Harcèlement Scolaire et Violences de genre à l’école
Une étude alarmante du Centre Hubertine-Auclert
Le Centre Hubertine-Auclert a publié ce jeudi 6 novembre une étude révélant l’ampleur préoccupante des violences et cyberviolences sexistes et sexuelles subies par les collégiens et lycéens, en particulier les filles et les jeunes LGBT+. Réalisée en collaboration avec le ministère de l’Éducation nationale, cette enquête s’est déroulée sur quatre années et s’appuie sur les réponses de près de 4 000 adolescents franciliens âgés de 11 à 18 ans. Les résultats mettent en lumière une exposition accrue aux violences psychologiques, sexuelles et numériques dans les établissements scolaires.
Des violences genrées et sexualisées banalisées
Selon les données récoltées, 83 % des filles déclarent avoir subi au moins une forme de violence ou de cyberviolence psychologique au cours des douze derniers mois. Près de la moitié ont également rapporté des violences à caractère sexuel, ce qui représente un écart d’environ dix points par rapport à leurs camarades masculins. Du côté des élèves LGBT+, les chiffres sont tout aussi alarmants : 78 % des filles et 69 % des garçons LGBT+ indiquent avoir été victimes de violences ou de cyberviolences sexuelles.
Les chercheurs dénoncent la persistance d’un système hétérocisnormatif à l’école, qui valorise l’hétérosexualité et les normes de genre traditionnelles. « Le double standard hétérocisnormatif, prédominant dans l’ensemble de la société, sévit donc avec vigueur dans les établissements scolaires », explique l’équipe de recherche.
Des normes de genre rigides dès l’entrée au collège
L’étude souligne également que les garçons se voient imposer très tôt des injonctions à la virilité, à travers la nécessité de démontrer leur force physique et leur conformité à l’hétérosexualité. En parallèle, les filles et les jeunes LGBT+ doivent faire preuve de pudeur et de discrétion, au risque d’être sanctionnés socialement s’ils s’écartent de ces normes.
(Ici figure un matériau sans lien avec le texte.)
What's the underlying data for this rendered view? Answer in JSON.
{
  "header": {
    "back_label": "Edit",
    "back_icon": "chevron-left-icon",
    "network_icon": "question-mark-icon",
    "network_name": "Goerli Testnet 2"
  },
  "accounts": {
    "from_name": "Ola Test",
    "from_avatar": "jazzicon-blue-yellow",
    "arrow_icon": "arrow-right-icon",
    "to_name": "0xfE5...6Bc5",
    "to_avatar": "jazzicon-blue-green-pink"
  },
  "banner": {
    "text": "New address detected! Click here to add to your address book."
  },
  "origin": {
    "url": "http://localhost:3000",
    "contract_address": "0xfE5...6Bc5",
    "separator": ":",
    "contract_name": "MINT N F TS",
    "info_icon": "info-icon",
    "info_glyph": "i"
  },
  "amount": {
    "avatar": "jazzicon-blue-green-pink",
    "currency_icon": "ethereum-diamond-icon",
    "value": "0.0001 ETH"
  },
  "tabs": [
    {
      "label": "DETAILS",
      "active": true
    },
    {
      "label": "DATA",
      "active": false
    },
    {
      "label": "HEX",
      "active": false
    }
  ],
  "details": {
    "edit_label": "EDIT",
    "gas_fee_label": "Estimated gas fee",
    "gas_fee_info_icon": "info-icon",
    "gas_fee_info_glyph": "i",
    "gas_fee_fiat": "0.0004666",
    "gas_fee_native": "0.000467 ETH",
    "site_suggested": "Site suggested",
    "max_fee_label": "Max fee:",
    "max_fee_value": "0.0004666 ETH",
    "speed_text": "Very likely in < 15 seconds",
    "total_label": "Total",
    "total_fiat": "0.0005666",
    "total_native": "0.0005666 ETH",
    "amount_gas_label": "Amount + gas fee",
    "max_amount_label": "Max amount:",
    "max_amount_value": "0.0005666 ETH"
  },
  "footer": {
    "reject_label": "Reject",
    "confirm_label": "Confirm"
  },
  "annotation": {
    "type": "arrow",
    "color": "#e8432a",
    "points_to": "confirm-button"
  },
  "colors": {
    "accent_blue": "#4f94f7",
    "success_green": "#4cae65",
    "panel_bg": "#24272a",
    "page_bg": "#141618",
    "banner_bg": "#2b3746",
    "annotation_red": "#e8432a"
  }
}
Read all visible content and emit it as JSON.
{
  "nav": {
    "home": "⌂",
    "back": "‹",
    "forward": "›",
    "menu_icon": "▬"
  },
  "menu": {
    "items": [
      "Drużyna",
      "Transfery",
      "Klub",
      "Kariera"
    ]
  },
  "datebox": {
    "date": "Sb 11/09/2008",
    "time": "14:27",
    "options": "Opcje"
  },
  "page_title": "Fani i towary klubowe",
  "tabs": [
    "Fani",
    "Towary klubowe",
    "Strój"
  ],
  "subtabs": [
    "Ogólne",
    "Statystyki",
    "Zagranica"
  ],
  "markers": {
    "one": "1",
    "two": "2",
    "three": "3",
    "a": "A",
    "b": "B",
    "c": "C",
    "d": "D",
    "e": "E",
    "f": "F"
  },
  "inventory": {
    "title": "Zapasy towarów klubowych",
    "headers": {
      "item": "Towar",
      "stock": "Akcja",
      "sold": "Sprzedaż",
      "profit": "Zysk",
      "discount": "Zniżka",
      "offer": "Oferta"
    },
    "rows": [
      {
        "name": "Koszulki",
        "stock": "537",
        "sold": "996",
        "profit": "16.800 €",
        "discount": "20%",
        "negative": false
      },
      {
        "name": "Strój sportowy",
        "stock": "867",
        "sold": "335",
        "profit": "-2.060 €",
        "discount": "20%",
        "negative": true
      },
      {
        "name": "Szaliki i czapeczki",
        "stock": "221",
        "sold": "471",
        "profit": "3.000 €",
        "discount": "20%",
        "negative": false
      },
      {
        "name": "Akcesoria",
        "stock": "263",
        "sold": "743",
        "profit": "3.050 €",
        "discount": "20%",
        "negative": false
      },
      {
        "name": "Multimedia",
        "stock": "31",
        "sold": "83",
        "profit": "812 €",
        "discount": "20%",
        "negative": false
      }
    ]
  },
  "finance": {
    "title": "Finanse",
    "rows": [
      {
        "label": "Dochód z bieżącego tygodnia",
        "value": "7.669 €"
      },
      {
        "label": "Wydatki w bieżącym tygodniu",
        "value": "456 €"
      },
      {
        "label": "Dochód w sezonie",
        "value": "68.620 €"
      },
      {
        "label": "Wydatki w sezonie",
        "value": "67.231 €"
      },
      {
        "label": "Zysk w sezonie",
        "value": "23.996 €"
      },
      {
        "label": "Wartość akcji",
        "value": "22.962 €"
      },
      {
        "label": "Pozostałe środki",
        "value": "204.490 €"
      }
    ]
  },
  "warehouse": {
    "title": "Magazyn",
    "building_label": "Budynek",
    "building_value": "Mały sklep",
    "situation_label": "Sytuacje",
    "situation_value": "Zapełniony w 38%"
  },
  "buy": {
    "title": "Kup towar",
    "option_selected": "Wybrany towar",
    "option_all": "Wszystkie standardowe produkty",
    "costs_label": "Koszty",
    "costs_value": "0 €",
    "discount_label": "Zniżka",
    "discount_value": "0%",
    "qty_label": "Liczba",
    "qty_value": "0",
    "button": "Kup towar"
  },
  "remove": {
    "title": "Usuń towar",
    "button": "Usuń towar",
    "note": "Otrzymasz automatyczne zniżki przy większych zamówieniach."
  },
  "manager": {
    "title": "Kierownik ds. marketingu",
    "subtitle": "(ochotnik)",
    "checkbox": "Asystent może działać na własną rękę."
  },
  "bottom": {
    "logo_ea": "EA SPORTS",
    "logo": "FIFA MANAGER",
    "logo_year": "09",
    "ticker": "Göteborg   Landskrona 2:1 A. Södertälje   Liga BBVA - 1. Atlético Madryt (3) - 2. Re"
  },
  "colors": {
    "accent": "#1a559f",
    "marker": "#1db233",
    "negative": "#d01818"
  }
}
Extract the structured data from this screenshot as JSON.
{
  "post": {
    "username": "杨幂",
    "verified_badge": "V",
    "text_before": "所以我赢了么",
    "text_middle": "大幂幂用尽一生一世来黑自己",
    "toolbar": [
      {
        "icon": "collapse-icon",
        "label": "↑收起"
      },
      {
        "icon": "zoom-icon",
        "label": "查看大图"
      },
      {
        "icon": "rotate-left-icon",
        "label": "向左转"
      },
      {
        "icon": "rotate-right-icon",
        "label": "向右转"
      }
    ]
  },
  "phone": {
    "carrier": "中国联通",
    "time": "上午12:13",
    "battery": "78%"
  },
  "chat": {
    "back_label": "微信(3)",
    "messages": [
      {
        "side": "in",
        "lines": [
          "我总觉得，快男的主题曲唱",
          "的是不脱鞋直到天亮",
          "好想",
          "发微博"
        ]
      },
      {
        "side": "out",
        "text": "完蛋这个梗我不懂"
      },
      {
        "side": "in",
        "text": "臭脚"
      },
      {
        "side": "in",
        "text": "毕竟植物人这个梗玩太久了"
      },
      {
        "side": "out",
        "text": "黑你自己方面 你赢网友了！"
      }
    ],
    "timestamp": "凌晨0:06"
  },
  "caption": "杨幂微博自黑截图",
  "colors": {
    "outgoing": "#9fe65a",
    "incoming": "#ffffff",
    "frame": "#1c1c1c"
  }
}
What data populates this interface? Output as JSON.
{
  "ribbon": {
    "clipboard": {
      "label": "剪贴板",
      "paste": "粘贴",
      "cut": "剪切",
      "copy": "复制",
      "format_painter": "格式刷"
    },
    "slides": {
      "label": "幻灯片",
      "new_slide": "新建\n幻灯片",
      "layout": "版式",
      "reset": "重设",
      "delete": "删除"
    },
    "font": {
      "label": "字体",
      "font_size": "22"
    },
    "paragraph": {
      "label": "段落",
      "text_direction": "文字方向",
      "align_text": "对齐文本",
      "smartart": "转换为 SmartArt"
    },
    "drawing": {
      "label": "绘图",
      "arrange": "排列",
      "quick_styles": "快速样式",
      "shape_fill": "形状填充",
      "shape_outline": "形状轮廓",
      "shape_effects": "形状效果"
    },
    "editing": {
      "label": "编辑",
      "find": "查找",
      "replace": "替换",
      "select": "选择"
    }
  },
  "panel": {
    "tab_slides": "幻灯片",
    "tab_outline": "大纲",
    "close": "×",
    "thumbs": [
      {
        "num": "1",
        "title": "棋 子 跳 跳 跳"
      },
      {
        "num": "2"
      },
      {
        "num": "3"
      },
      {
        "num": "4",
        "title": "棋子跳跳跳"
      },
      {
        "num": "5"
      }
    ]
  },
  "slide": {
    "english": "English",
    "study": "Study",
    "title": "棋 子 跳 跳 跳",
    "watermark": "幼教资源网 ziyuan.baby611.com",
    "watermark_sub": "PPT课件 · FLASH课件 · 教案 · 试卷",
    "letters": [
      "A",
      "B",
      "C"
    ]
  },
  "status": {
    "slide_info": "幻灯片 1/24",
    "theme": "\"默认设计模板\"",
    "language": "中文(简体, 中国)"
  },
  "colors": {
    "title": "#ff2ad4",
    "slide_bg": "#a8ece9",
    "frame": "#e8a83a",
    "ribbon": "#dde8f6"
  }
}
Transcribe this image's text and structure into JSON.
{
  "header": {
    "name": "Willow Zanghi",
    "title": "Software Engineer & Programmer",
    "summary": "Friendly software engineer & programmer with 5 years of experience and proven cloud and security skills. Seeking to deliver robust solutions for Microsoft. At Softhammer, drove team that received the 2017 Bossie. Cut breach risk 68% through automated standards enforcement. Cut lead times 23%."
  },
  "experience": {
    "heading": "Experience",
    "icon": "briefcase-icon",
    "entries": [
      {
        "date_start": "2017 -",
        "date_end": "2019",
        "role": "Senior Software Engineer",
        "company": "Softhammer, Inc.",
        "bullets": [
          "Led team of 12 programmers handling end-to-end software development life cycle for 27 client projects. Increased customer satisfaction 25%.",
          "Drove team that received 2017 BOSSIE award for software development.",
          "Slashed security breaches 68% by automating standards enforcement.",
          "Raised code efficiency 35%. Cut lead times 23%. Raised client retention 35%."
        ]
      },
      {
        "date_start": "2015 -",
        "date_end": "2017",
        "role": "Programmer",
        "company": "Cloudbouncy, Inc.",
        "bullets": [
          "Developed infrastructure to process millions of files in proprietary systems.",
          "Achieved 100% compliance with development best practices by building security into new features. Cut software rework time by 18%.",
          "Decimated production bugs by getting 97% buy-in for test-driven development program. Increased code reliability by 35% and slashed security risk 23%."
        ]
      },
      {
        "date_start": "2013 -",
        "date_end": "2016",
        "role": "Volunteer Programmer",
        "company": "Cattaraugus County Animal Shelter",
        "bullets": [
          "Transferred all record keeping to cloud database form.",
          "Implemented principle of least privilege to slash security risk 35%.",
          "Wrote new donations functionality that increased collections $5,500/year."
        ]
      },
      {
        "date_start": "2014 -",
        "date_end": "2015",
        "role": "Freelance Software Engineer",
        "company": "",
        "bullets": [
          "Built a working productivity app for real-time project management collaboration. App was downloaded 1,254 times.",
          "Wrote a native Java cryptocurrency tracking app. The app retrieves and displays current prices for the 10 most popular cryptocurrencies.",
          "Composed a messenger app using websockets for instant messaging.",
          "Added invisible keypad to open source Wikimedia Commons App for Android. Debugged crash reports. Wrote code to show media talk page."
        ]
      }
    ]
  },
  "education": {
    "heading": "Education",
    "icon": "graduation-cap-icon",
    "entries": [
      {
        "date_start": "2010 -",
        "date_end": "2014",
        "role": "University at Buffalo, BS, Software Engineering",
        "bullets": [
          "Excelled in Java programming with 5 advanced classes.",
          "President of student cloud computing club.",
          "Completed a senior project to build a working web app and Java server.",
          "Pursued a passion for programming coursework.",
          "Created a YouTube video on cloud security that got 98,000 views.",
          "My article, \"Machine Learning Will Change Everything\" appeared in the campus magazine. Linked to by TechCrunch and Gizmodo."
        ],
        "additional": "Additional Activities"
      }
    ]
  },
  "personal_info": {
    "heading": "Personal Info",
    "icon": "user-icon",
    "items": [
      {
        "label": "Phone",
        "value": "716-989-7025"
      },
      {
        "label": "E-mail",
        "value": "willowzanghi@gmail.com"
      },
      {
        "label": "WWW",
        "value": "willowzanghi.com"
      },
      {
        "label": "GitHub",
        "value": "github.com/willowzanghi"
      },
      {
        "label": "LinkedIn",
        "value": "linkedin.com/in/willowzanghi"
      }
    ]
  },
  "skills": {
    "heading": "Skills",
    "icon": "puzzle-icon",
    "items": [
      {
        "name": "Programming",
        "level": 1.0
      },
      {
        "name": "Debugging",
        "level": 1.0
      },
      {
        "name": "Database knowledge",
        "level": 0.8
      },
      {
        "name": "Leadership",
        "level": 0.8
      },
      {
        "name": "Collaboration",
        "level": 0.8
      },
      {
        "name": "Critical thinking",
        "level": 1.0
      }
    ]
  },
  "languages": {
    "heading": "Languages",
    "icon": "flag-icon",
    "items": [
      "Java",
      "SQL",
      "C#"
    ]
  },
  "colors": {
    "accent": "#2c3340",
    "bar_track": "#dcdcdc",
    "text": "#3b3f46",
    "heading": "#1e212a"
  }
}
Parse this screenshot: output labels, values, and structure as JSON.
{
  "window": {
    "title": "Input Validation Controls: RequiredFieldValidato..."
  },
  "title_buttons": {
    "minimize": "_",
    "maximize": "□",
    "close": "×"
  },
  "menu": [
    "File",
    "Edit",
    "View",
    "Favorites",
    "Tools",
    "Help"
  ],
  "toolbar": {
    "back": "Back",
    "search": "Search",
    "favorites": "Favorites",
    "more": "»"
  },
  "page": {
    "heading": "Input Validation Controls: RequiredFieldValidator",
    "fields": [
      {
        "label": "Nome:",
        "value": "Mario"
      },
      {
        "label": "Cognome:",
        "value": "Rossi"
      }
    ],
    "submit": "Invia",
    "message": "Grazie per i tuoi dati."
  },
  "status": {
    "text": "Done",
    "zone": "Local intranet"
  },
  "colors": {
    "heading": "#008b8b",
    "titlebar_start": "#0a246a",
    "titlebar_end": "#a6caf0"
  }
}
« Les personnes LGBTQIA+, en particulier les personnes trans et non-binaires, sont les plus exposées aux violences parce qu’elles transgressent ces normes sociales dominantes », précise Charlotte Baelde, présidente du Centre Hubertine-Auclert. Ces agressions se manifestent souvent à travers des cyberviolences, majoritairement perpétrées par des garçons au sein même des établissements.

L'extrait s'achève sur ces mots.